This is an unprecedented time for all of us, and no matter what our situation is, we have all made sacrifices. The vast majority of us are now in a less-than-ideal situation, to put it lightly, and for college students, our spring and summer plans have been decimated. Between completing my school work, doing tasks for my now-remote job, applying for local jobs, and applying for remote internships, I easily spend at least 6 hours a day on my computer. And none of those hours are being devoted to learning a new skill or making a massive profit. My motivation was pretty high when I was on campus, but now that I am back in my house in a distracting environment and there is so much chaos in the world and in my personal life, it’s a miracle when I get through my daily school assignments.

Another huge obstacle many of us are facing right now is mental health. For me personally, my mental health was pretty good after I moved out of the house and went to college. When I was in high school, I never really socialized or went outside because I was struggling, but in college, I was practically forced to do those things, and thus, my mental health improved. However, moving back home and literally not being allowed to have face-to-face social interaction has made my mind feel like I am back in high school. People who are enduring mental health issues right now should not feel obligated to do something that the outside world would consider productive. Does watching TikToks for 5 hours make you feel better than writing a novel would? Good, then do the thing that makes you feel better.  

Regardless of our situation, every single one of us has missed out on something we were looking forward to, and it is okay to take this time to grieve. Especially for you seniors, do not let anyone tell you that you cannot be upset about losing graduation and your last few weeks of school. For some people, keeping yourself busy and active is the best way for you to grieve, and if that is you, do that. For others, putting everything on pause and recovering is the best way for you to grieve, and if that is you, do that. The only thing you should be required to do during this time is to take care of yourself and your mental health. Do not feel required to become a new person with new hobbies and side hustles. Of course, you should try to do your school assignments if you can and work if you still have a job, but if it takes you longer than usual or if your work quality is not as great, that is okay.

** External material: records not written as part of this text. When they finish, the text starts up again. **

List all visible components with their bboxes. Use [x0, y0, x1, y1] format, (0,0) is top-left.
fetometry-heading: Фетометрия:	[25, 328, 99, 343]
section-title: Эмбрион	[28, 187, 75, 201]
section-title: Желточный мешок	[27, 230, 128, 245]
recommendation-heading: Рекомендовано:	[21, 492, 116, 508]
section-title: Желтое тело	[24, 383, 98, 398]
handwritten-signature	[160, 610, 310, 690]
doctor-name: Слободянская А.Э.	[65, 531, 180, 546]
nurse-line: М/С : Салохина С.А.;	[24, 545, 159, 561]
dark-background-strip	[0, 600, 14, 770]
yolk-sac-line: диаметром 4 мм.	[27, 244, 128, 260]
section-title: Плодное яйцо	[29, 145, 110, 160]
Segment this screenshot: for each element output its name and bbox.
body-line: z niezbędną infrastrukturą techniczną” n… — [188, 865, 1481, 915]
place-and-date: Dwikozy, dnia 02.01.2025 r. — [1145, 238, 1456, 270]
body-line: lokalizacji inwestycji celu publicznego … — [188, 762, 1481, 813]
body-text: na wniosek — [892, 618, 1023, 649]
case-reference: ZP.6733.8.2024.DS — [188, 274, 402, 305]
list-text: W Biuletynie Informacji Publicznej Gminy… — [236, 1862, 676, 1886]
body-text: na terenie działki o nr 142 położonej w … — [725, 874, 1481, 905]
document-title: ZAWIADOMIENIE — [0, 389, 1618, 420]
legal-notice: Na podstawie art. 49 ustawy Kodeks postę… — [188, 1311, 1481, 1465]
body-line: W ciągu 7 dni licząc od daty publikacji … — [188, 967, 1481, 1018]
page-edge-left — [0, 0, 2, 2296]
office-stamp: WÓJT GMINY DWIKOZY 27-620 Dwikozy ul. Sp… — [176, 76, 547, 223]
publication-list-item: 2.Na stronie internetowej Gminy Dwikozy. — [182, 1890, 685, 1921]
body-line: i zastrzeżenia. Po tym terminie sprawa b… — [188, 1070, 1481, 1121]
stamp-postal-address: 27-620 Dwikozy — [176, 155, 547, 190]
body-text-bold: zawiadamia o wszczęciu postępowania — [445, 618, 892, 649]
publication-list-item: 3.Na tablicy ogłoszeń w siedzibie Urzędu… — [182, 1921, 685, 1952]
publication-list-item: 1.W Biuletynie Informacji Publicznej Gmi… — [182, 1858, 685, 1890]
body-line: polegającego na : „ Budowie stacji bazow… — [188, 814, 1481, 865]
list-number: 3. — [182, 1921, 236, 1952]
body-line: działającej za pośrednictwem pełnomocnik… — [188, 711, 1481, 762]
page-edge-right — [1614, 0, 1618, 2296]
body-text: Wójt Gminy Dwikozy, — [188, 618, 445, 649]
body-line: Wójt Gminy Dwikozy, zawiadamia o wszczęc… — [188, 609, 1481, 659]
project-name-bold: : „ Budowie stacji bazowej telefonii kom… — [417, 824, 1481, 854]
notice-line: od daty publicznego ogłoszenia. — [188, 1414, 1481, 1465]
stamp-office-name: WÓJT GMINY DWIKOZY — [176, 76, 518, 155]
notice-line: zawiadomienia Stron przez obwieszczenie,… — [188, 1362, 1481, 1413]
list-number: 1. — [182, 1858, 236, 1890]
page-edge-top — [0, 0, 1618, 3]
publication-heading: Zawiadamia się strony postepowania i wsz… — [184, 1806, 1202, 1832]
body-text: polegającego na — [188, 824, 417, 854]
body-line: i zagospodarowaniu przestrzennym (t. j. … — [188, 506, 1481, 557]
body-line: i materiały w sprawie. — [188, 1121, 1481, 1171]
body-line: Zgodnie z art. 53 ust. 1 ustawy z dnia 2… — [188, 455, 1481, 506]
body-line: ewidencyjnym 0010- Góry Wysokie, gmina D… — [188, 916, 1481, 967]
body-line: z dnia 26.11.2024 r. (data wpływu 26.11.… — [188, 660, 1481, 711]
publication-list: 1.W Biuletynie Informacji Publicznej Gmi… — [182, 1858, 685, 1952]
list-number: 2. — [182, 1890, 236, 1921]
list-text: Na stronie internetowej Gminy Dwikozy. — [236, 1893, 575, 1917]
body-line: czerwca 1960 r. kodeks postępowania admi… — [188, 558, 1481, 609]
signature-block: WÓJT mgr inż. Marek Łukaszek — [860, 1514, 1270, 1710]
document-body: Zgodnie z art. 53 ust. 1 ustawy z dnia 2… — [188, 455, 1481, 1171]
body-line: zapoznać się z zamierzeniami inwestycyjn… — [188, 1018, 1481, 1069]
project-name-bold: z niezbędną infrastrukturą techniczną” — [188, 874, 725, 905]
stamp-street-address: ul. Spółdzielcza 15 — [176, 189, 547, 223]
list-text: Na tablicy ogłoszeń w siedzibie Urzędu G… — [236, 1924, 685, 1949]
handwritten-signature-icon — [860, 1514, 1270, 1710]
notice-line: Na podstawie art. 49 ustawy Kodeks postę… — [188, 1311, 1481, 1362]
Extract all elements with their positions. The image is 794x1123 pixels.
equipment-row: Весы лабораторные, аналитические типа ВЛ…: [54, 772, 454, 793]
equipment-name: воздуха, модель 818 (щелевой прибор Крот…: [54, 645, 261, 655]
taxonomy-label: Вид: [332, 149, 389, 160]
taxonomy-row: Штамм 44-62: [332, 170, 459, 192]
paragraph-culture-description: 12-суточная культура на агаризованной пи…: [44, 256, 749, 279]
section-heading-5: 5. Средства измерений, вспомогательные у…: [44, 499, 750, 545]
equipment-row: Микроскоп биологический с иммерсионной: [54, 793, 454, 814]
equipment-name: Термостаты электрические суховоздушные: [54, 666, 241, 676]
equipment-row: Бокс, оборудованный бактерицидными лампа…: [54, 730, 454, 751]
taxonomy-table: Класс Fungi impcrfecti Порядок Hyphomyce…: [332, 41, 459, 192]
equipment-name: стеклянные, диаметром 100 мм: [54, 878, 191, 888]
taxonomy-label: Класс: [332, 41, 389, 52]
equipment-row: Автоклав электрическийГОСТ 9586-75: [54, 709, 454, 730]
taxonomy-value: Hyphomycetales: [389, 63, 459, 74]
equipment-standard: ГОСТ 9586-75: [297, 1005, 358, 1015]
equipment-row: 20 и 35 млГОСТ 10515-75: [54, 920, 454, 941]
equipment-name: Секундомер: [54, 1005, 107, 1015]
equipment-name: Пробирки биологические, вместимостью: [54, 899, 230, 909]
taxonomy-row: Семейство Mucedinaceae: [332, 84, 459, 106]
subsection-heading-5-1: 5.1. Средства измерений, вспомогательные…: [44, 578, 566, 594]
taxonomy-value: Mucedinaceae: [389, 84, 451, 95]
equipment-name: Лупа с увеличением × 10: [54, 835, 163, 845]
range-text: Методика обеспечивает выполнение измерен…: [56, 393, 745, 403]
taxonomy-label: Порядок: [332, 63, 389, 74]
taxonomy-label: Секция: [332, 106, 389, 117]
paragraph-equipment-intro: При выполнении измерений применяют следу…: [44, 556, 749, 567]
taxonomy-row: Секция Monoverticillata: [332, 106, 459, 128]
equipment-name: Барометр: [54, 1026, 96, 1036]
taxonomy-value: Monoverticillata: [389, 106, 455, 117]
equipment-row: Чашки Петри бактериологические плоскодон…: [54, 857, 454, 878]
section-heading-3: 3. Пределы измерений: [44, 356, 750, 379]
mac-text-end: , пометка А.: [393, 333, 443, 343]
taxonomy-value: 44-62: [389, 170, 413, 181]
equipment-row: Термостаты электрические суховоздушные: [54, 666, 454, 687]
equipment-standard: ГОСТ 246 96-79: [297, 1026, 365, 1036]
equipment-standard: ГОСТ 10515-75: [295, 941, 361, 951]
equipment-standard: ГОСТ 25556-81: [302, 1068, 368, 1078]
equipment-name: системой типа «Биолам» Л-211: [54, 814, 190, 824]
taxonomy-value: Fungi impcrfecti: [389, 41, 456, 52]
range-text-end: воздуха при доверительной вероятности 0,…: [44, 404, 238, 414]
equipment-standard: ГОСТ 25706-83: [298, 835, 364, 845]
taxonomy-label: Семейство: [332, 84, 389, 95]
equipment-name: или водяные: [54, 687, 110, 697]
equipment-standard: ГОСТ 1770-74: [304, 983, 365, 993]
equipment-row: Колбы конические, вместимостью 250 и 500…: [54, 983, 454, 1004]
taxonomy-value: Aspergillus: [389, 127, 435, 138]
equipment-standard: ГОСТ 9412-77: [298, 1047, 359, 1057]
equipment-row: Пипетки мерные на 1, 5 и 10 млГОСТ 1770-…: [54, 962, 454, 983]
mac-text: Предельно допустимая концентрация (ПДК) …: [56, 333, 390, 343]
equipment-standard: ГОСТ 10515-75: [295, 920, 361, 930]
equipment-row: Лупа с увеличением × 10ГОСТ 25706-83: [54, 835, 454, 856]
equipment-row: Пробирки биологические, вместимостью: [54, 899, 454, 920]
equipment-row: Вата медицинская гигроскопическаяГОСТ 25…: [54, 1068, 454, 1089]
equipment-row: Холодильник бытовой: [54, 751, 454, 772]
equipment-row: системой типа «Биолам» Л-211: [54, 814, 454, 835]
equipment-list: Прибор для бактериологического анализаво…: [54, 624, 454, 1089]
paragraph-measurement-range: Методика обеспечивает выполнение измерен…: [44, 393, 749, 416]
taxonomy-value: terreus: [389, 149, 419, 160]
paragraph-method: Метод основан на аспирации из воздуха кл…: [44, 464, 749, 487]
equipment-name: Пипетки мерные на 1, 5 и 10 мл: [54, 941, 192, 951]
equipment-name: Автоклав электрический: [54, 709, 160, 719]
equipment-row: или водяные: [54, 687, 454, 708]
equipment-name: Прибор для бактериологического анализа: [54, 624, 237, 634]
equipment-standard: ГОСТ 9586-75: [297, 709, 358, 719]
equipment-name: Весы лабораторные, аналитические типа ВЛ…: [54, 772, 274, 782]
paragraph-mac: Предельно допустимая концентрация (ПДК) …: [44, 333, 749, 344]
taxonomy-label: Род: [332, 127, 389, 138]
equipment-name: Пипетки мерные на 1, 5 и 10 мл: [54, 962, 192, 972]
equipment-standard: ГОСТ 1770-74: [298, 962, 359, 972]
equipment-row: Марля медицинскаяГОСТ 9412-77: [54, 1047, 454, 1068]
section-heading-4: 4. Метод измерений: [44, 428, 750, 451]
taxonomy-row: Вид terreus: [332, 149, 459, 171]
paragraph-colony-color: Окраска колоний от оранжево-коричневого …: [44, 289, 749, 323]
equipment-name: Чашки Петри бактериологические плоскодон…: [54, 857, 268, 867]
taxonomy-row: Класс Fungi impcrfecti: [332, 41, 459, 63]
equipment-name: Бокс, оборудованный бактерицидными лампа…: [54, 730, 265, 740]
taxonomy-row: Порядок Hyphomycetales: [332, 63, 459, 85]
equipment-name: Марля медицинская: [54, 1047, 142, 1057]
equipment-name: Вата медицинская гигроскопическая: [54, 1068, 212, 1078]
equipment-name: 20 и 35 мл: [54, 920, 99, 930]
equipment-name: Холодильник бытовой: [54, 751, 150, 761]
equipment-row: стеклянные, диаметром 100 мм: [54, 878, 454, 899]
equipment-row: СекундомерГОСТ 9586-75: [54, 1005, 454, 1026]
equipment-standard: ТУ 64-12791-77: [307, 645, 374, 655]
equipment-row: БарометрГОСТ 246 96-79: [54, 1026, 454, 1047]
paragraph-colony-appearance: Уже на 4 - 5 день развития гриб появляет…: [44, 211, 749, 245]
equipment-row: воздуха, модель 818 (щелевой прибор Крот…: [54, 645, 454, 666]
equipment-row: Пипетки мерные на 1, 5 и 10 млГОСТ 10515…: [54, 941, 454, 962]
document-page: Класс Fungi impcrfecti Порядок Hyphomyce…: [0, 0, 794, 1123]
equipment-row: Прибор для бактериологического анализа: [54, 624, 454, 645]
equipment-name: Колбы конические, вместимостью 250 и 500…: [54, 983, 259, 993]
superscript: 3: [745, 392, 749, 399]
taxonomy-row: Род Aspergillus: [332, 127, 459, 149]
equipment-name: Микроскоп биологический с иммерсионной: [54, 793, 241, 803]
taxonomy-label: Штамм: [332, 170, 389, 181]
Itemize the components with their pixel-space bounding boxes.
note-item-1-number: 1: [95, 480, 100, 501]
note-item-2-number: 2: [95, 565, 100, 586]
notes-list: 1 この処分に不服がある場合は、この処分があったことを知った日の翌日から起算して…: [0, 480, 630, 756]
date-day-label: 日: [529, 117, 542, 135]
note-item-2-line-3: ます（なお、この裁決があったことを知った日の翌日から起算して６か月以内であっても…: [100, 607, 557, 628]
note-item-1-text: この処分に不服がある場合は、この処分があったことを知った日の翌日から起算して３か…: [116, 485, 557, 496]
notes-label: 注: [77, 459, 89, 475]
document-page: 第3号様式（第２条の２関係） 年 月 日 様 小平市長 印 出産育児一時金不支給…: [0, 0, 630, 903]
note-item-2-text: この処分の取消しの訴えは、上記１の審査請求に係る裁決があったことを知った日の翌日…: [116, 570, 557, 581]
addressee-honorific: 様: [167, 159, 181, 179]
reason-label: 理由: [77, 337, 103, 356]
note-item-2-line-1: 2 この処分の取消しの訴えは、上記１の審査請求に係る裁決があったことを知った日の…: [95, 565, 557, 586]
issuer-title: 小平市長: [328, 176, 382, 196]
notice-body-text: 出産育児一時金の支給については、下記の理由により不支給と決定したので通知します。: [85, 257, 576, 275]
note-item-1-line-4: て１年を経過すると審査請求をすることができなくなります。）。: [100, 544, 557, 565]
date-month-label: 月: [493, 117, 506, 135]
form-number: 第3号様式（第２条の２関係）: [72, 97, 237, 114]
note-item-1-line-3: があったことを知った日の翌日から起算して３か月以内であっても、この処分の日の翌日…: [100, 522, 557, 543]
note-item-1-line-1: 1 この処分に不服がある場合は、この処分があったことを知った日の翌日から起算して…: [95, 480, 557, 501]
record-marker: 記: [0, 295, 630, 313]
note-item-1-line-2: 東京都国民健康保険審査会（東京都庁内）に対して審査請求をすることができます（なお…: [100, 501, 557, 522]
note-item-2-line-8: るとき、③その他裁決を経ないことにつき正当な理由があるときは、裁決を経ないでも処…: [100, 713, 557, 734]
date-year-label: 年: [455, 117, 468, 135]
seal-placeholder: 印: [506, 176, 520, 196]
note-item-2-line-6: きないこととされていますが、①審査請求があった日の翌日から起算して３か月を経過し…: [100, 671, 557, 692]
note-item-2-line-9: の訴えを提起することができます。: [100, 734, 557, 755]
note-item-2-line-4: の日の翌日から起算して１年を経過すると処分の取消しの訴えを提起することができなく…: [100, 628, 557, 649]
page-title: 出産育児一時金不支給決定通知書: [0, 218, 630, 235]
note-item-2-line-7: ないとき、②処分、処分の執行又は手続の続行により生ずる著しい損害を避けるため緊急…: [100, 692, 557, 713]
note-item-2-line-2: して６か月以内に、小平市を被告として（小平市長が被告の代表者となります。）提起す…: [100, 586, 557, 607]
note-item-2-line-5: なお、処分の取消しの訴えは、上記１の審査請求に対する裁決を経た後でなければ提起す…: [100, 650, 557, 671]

With all of this time that we now have, you should not feel pressured to accomplish any massive feats, but you need to take care of yourself. Spending a bunch of time on Twitter or watching the news probably will not make you feel any better because of how upsetting the stories on there are. Whatever prioritizing mental health looks like for you, do that. For me, I have been following the Blogilates April workout calendar, I have been writing down 10 things that I am grateful for every single morning (to keep me positive), and I have been slowly but surely cleaning out the clutter in my room. But the things that I have been doing may not interest you or work for you, so I hope that you can find out what things you truly enjoy doing, regardless of whether they are considered productive or not.